= SuperGold Card =

Discounts and concessions card in New Zealand

The face of a SuperGold Card

The SuperGold Card (informally, the "Gold Card") is a concession card for senior citizens and veterans in New Zealand. The card includes public transport benefits like free off-peak travel (funded by the government) and discounts from businesses and companies across thousands of outlets.

==Functions and purpose==
The card is available to all eligible New Zealanders over the age of 65. The card does not expire. A Veterans' SuperGold Card also exists for those who have served in the New Zealand Defence Force in a recognised war or emergency. The card provides over 600,000 New Zealanders with access to a wide range of government and local authority services, business discounts, entitlements and concessions, such as hearing aid subsidies. However, it was argued much of the extra costs were 'book entries'. For example, the Government subsidises much of public transport anyway, where buses and trains travel with empty seats during off-peak hours; SuperGold Card commuters are simply using buses and trains during off-peak times.

==History==
It was a major initiative of the political party New Zealand First, which established a research team to design the SuperGold Card. The party leader Winston Peters negotiated the scheme with then-Prime Minister Helen Clark, despite widespread opposition to the card on the grounds of high cost. As a condition of the 2005 confidence and supply agreement between New Zealand First and the Labour Government, Peters launched the SuperGold Card in August 2007.

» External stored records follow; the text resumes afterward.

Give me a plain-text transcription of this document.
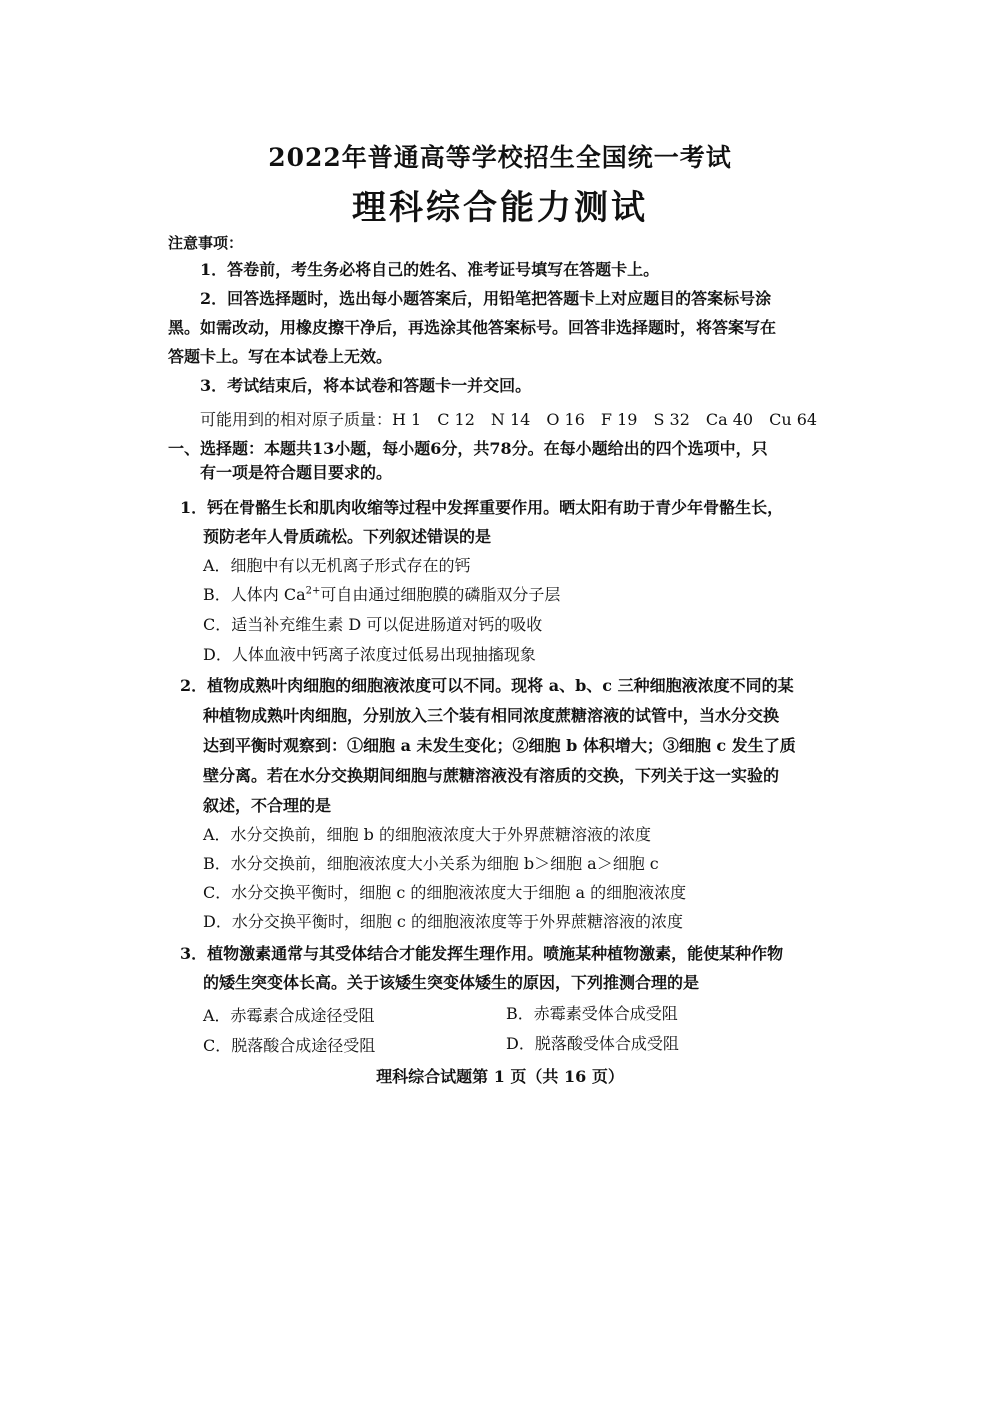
2022年普通高等学校招生全国统一考试
理科综合能力测试
注意事项：
1．答卷前，考生务必将自己的姓名、准考证号填写在答题卡上。
2．回答选择题时，选出每小题答案后，用铅笔把答题卡上对应题目的答案标号涂
黑。如需改动，用橡皮擦干净后，再选涂其他答案标号。回答非选择题时，将答案写在
答题卡上。写在本试卷上无效。
3．考试结束后，将本试卷和答题卡一并交回。
可能用到的相对原子质量：H 1　C 12　N 14　O 16　F 19　S 32　Ca 40　Cu 64
一、选择题：本题共13小题，每小题6分，共78分。在每小题给出的四个选项中，只
有一项是符合题目要求的。
1．钙在骨骼生长和肌肉收缩等过程中发挥重要作用。晒太阳有助于青少年骨骼生长，
预防老年人骨质疏松。下列叙述错误的是
A．细胞中有以无机离子形式存在的钙
B．人体内 $Ca^{2+}$可自由通过细胞膜的磷脂双分子层
C．适当补充维生素 D 可以促进肠道对钙的吸收
D．人体血液中钙离子浓度过低易出现抽搐现象
2．植物成熟叶肉细胞的细胞液浓度可以不同。现将 a、b、c 三种细胞液浓度不同的某
种植物成熟叶肉细胞，分别放入三个装有相同浓度蔗糖溶液的试管中，当水分交换
达到平衡时观察到：①细胞 a 未发生变化；②细胞 b 体积增大；③细胞 c 发生了质
壁分离。若在水分交换期间细胞与蔗糖溶液没有溶质的交换，下列关于这一实验的
叙述，不合理的是
A．水分交换前，细胞 b 的细胞液浓度大于外界蔗糖溶液的浓度
B．水分交换前，细胞液浓度大小关系为细胞 b＞细胞 a＞细胞 c
C．水分交换平衡时，细胞 c 的细胞液浓度大于细胞 a 的细胞液浓度
D．水分交换平衡时，细胞 c 的细胞液浓度等于外界蔗糖溶液的浓度
3．植物激素通常与其受体结合才能发挥生理作用。喷施某种植物激素，能使某种作物
的矮生突变体长高。关于该矮生突变体矮生的原因，下列推测合理的是
A．赤霉素合成途径受阻	B．赤霉素受体合成受阻
C．脱落酸合成途径受阻	D．脱落酸受体合成受阻
理科综合试题第 1 页（共 16 页）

SuperGold Card came under threat in 2010 when National Minister Steven Joyce tried to terminate free SuperGold transport on some more expensive public transport services, including the Waiheke Island ferry and the Wairarapa Connection train. The Minister retreated when he came under fire from senior citizens.

In October 2019, Peters announced a $7.7 million investment into the SuperGold Card scheme. The "upgrade" includes a new website, a mobile app, and 500 new partner businesses.

In May 2026, Finance Minister Nicola Willis announced that the New Zealand Government would allocate $36 million from the 2026 New Zealand budget to upgrading the SuperGold Card into a form of photo identification.